Edith looked at the heading, flushed, and then read the paragraph. It ran:
"The last survivor of one of the great historical families of Europe was buried at Chone, near Geneva, four days before Christmas. The venerable Mathilde Poniatowski, the widow of Count Szymanowski, had just passed her ninetieth year. Her family gave to Poland its last king, Stanislaus Augustus, under whose reign the death-struggle of the Polish nation began, and its last hero, Prince Joseph Poniatowski, who fell as one of Napoleon's generals when bravely attempting to cover the retreat of the French at the battle of Leipzig. The Tzar Alexander, with a generosity which did him credit, allowed his corpse to be buried in the church at Cracow amongst the old Kings and heroes of Poland. Count Szymanowski, the husband of the deceased lady, took a prominent part in the rising of the Poles in 1831, since which time she has lived a quiet and uneventful life in the hospitable republic of Geneva."
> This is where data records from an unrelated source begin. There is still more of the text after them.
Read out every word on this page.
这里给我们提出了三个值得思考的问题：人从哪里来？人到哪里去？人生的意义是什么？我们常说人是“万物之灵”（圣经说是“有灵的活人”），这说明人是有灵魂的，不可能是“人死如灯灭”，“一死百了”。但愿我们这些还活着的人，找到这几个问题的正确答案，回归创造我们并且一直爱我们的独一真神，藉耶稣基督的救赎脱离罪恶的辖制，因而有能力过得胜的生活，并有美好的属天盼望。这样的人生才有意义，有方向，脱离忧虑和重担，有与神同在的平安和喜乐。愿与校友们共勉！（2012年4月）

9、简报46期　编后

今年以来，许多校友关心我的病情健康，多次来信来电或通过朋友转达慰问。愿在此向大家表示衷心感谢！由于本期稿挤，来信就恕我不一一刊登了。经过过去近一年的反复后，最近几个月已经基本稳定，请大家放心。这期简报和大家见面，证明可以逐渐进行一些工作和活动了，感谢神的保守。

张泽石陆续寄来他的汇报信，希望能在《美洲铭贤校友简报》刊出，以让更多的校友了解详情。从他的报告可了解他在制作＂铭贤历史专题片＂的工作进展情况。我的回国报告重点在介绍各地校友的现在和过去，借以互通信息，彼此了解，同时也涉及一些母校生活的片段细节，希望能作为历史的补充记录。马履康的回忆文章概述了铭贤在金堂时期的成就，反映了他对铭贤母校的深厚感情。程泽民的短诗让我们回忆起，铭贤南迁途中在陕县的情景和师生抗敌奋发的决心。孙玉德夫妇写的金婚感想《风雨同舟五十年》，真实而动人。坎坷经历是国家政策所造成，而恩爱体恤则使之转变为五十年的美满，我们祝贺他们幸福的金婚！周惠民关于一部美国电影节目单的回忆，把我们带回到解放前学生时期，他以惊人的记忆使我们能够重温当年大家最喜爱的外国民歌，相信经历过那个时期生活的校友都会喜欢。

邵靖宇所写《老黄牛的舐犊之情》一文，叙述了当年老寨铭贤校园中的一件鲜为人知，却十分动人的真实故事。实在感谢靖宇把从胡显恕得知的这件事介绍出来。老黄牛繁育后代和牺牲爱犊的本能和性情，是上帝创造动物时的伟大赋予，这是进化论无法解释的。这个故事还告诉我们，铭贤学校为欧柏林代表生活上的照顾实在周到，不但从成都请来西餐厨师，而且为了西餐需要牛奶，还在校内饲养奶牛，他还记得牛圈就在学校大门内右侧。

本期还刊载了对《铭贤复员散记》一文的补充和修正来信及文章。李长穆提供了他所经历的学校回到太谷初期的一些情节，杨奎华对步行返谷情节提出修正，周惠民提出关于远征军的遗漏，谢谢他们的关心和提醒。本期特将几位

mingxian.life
"And think," said Mrs. Grace, "that she who is just dead represented only the younger branch of Mr. Hanbury's family. It is all more like an Eastern romance than anything which could take place in Europe!"
Edith could not say much. She felt choking, and merely said it was wonderful, and that Mr. Hanbury would no doubt know all about the countess.
"I don't think so. You know he said he did not know much of the family. I must cut out this paragraph and keep it for him."
The notion of cutting a paragraph out of a penny paper and giving it to the head of the house here referred to, was grotesque. Besides, he had not said that he should come again. He said his mother would call, and he expressed a vague hope that they might be better friends. Edith knew no practical importance was to be attached to this man's parentage, as far as honours went; but still it could not be that he would move about as freely now as of yore, or mingle with the people he had formerly considered his equals. He could no more destroy the stream of noble and kingly blood in his veins than a costermonger could carry the arms of a Howard or a Percy.